Flow Development over a Circular Cylinder with a Stepwise Discontinuity

Cross-flow around a step cylinder is common in various engineering applications, for example, heat exchangers and buildings, where understanding flow development is often of critical importance for engineering design. Moreover, the relatively simple geometry of a step cylinder allows modeling complex vortex interactions.

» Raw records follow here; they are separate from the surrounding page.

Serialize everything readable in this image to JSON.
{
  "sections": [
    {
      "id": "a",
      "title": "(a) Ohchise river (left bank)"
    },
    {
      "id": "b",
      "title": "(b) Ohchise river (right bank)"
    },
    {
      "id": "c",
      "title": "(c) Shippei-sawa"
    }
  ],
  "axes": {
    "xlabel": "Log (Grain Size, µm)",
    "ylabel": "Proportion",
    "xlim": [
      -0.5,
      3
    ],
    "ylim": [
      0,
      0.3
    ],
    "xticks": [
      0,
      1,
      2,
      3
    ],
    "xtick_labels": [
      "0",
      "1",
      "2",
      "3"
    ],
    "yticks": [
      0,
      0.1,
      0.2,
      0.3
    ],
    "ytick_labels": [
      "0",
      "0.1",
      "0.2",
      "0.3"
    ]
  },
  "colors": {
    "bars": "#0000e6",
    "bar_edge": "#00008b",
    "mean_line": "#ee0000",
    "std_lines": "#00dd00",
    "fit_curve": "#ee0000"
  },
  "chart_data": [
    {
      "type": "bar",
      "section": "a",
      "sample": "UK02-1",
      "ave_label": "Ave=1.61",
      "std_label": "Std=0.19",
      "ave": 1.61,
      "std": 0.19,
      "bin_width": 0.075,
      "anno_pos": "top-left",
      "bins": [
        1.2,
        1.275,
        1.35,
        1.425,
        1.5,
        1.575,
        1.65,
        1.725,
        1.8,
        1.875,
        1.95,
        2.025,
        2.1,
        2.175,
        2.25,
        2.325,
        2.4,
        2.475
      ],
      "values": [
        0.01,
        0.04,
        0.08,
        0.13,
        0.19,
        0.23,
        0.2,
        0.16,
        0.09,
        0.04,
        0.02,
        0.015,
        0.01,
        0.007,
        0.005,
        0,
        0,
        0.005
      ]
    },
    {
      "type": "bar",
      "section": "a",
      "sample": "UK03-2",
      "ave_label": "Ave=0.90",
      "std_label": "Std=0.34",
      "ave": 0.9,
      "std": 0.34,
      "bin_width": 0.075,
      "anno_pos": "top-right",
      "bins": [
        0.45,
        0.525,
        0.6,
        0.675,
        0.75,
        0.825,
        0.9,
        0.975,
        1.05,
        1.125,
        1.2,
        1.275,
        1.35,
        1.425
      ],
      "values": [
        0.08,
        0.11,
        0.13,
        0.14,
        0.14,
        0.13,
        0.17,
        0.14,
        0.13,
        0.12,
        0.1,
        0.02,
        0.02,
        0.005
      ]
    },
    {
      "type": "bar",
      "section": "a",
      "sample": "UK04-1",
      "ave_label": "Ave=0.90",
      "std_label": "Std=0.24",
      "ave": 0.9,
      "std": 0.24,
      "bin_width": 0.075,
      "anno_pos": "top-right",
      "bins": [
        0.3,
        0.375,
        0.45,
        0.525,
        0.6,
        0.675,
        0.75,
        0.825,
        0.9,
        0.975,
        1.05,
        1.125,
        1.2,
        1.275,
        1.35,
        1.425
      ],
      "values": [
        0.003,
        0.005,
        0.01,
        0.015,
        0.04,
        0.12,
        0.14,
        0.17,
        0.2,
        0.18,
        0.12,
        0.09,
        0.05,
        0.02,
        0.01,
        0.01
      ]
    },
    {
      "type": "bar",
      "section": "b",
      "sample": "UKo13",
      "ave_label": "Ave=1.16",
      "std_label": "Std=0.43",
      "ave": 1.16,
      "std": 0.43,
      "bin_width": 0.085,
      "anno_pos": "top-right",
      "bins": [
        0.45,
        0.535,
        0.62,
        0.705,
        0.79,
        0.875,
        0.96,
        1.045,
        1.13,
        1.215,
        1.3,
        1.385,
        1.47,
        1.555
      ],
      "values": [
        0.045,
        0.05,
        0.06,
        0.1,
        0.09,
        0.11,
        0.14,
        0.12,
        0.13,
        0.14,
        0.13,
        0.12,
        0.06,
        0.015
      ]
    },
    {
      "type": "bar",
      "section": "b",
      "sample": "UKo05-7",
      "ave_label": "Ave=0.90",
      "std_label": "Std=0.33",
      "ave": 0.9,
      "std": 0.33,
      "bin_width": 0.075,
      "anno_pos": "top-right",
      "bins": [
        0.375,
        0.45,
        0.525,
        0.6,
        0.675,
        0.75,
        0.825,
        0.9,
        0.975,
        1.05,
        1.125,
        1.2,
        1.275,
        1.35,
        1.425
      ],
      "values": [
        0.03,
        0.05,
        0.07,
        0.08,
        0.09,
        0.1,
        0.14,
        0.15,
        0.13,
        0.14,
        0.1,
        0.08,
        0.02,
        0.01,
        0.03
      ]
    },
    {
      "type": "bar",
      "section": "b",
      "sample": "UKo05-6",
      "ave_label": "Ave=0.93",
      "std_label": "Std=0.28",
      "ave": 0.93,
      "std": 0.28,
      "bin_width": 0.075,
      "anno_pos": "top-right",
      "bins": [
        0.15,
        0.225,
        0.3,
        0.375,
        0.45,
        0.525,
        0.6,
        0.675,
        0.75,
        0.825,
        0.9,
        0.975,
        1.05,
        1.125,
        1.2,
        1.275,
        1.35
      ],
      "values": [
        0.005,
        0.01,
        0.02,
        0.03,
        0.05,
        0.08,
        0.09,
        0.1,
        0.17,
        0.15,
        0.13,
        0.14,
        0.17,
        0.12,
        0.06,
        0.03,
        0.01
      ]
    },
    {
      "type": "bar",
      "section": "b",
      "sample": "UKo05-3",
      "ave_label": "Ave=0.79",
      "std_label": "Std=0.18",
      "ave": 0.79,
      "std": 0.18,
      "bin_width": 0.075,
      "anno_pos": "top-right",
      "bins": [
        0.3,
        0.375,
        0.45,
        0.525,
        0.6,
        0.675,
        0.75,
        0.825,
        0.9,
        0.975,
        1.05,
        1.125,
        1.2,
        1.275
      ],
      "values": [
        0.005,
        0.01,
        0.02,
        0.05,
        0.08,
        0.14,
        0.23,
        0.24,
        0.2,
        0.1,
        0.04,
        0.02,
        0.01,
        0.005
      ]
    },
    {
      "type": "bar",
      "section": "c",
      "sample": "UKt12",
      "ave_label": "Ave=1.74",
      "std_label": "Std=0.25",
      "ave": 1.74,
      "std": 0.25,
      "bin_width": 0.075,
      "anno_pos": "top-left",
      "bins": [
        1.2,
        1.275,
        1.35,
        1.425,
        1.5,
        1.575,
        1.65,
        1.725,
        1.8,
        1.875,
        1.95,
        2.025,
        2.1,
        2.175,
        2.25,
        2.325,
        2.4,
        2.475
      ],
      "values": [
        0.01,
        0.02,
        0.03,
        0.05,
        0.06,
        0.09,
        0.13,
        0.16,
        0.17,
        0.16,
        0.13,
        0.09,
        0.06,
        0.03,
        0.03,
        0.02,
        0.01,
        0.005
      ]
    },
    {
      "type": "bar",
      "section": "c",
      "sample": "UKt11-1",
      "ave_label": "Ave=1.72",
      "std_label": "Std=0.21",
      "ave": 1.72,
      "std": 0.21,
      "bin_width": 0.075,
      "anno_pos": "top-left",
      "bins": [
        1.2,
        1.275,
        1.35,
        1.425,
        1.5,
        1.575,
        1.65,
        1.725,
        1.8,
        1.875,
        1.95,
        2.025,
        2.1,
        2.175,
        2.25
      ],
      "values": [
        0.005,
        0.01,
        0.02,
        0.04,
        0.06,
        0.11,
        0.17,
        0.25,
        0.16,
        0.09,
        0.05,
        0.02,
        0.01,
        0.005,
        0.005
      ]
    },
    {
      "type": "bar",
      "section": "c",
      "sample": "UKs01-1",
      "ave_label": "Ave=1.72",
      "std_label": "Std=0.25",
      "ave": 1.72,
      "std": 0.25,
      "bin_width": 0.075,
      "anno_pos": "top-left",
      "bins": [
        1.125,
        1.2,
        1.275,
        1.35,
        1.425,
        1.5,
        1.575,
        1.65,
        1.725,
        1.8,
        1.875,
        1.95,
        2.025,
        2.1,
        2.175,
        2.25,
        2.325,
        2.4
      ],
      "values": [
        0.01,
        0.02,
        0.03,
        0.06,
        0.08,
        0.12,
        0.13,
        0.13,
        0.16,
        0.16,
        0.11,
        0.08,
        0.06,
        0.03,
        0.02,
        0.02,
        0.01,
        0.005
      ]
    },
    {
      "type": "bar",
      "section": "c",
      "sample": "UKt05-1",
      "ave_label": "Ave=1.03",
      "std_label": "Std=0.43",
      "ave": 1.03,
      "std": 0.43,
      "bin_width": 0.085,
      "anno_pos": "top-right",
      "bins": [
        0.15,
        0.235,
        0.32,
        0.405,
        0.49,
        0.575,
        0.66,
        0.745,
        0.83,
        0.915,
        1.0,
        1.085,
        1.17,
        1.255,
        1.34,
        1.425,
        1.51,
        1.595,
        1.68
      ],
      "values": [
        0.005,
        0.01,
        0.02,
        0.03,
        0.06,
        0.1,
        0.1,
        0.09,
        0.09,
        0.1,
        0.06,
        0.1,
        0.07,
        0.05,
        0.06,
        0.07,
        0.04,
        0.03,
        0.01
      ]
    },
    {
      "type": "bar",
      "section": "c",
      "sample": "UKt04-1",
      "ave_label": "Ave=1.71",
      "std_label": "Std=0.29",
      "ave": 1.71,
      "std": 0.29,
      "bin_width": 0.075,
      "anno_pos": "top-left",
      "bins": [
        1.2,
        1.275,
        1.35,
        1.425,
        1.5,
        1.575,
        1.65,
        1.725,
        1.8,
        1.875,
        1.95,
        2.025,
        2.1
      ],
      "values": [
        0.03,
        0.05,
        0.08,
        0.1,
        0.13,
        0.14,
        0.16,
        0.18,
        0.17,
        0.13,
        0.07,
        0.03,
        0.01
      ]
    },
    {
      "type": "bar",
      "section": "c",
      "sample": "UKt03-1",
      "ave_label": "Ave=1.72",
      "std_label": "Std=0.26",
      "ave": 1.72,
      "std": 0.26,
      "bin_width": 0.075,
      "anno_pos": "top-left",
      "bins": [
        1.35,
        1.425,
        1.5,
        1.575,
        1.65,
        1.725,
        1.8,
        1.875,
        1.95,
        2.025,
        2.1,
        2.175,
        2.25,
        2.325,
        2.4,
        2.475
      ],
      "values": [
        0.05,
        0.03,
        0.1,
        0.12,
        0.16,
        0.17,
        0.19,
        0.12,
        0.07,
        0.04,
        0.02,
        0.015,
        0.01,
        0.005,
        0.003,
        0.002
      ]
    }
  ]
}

For a step cylinder in uniform flow, the flow development is dependent on the Reynolds number (Re$_{D})$ and the ratio of the large cylinder diameter (D) to the small cylinder diameter (d). In this study, vortex shedding phenomena occurring in the wake of a step cylinder is investigated using an unsteady RANS based numerical approach for Re$_{D}$ = 300 and D/d = 2. Based on the numerical results, three distinct spanwise vortex cells were identified in the step cylinder wake: one vortex shedding cell in the wake of the small cylinder and two vortex shedding cells in the wake of the large cylinder. A comparative analysis with available experimental data showed that the numerical simulations adequately modeled wake vortex development and interactions in the near wake region. One of the vortex cells forming downstream of the step was found to have a cyclic appearance, with the periodicity being linked to downwash fluctuations near the step. In addition, the results suggest that streamwise vortices develop at the step and unsteady interactions between the streamwise and spanwise vortices occur in the near wake.